The line between dedicated training and compulsive exercise is sometimes hard to see, especially in athletic environments. The clearest signal is this: does missing a workout cause genuine emotional distress, or is it just a mild disappointment? If skipping a day feels catastrophic, that’s worth paying attention to.

Why It’s Hard to Recognize in Yourself

Eating disorders distort your perception of your own behavior. Anorexia, by definition, involves a failure to recognize the seriousness of low body weight. Bulimia and binge eating disorder are wrapped in shame, which makes people rationalize or minimize what’s happening. Orthorexia, an obsessive fixation with eating “purely,” can feel virtuous rather than harmful because the culture around you may actually praise strict eating habits.

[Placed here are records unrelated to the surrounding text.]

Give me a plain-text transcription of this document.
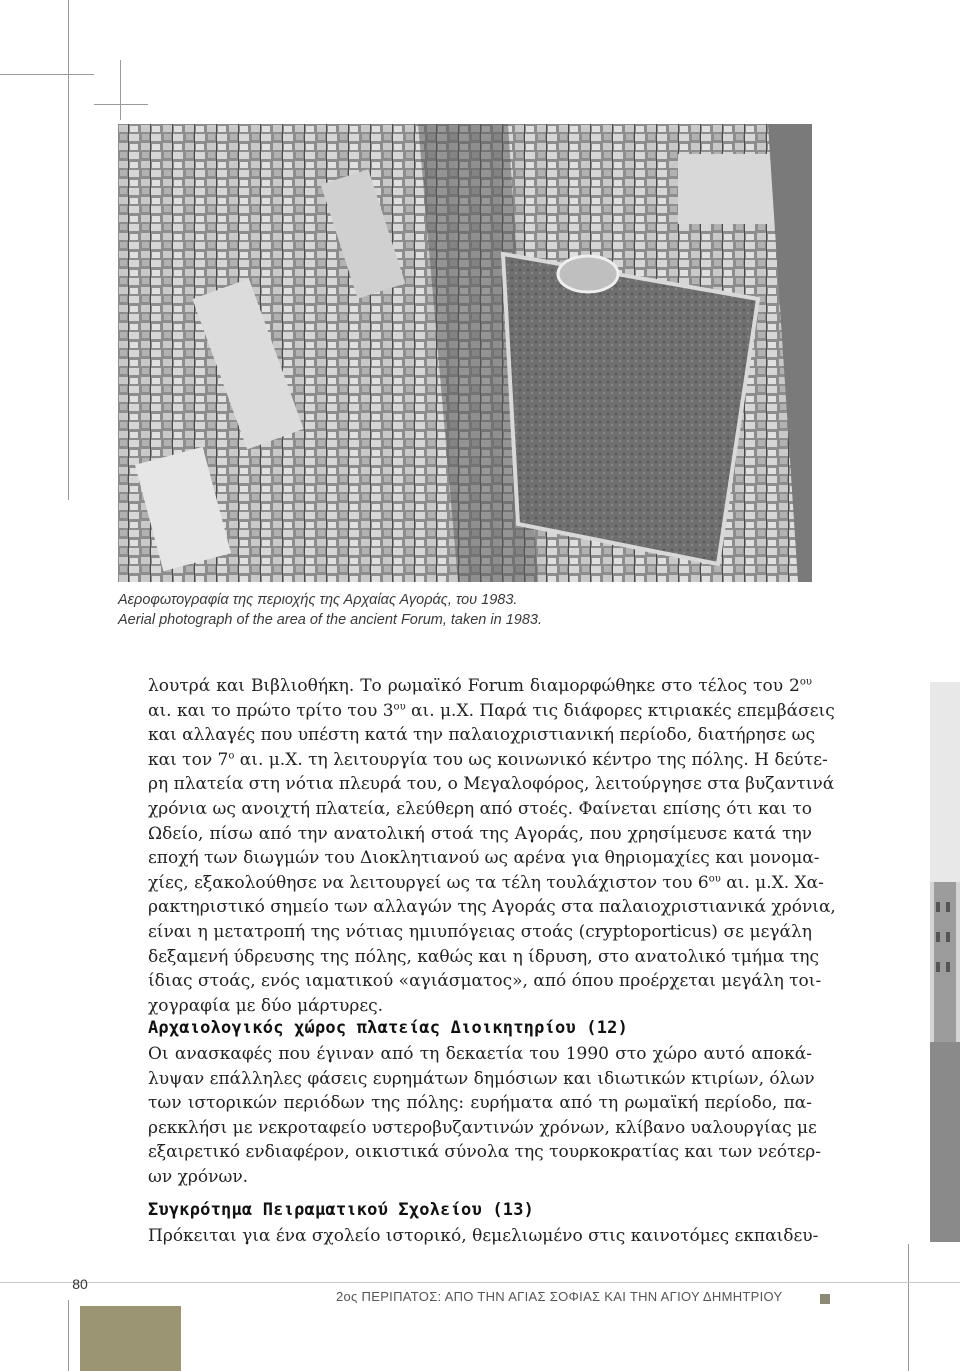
Αεροφωτογραφία της περιοχής της Αρχαίας Αγοράς, του 1983.
Aerial photograph of the area of the ancient Forum, taken in 1983.
λουτρά και Βιβλιοθήκη. Το ρωμαϊκό Forum διαμορφώθηκε στο τέλος του $2^{o\upsilon}$
αι. και το πρώτο τρίτο του $3^{o\upsilon}$ αι. μ.Χ. Παρά τις διάφορες κτιριακές επεμβάσεις
και αλλαγές που υπέστη κατά την παλαιοχριστιανική περίοδο, διατήρησε ως
και τον $7^o$ αι. μ.Χ. τη λειτουργία του ως κοινωνικό κέντρο της πόλης. Η δεύτε-
ρη πλατεία στη νότια πλευρά του, ο Μεγαλοφόρος, λειτούργησε στα βυζαντινά
χρόνια ως ανοιχτή πλατεία, ελεύθερη από στοές. Φαίνεται επίσης ότι και το
Ωδείο, πίσω από την ανατολική στοά της Αγοράς, που χρησίμευσε κατά την
εποχή των διωγμών του Διοκλητιανού ως αρένα για θηριομαχίες και μονομα-
χίες, εξακολούθησε να λειτουργεί ως τα τέλη τουλάχιστον του $6^{o\upsilon}$ αι. μ.Χ. Χα-
ρακτηριστικό σημείο των αλλαγών της Αγοράς στα παλαιοχριστιανικά χρόνια,
είναι η μετατροπή της νότιας ημιυπόγειας στοάς (cryptoporticus) σε μεγάλη
δεξαμενή ύδρευσης της πόλης, καθώς και η ίδρυση, στο ανατολικό τμήμα της
ίδιας στοάς, ενός ιαματικού «αγιάσματος», από όπου προέρχεται μεγάλη τοι-
χογραφία με δύο μάρτυρες.
Αρχαιολογικός χώρος πλατείας Διοικητηρίου (12)
Οι ανασκαφές που έγιναν από τη δεκαετία του 1990 στο χώρο αυτό αποκά-
λυψαν επάλληλες φάσεις ευρημάτων δημόσιων και ιδιωτικών κτιρίων, όλων
των ιστορικών περιόδων της πόλης: ευρήματα από τη ρωμαϊκή περίοδο, πα-
ρεκκλήσι με νεκροταφείο υστεροβυζαντινών χρόνων, κλίβανο υαλουργίας με
εξαιρετικό ενδιαφέρον, οικιστικά σύνολα της τουρκοκρατίας και των νεότερ-
ων χρόνων.
Συγκρότημα Πειραματικού Σχολείου (13)
Πρόκειται για ένα σχολείο ιστορικό, θεμελιωμένο στις καινοτόμες εκπαιδευ-
80
2ος ΠΕΡΙΠΑΤΟΣ: ΑΠΟ ΤΗΝ ΑΓΙΑΣ ΣΟΦΙΑΣ ΚΑΙ ΤΗΝ ΑΓΙΟΥ ΔΗΜΗΤΡΙΟΥ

Many people also assume eating disorders only affect young, thin, white women. In reality, they occur across all demographics. Men account for a significant percentage of cases. People in larger bodies can have anorexia (known as atypical anorexia) where all the psychological and medical consequences are present despite a “normal” or higher weight. If you’re waiting to look sick enough to qualify, you may be waiting while real damage accumulates.

What a Professional Assessment Looks Like

If the screening questions or the patterns above resonate, the next step is an evaluation with someone trained in eating disorders. This typically involves a conversation about your eating behaviors, your relationship with food and your body, and your emotional patterns. It also includes a physical exam and bloodwork to check for nutritional deficiencies and electrolyte imbalances.

A professional can distinguish between disordered eating, which is common and often less severe, and a diagnosable eating disorder, which meets specific criteria around frequency, duration, and impact. Both deserve attention, but they may call for different levels of support. The evaluation itself is straightforward and noninvasive. You don’t need to be in crisis to seek one out, and catching the problem earlier consistently leads to better outcomes.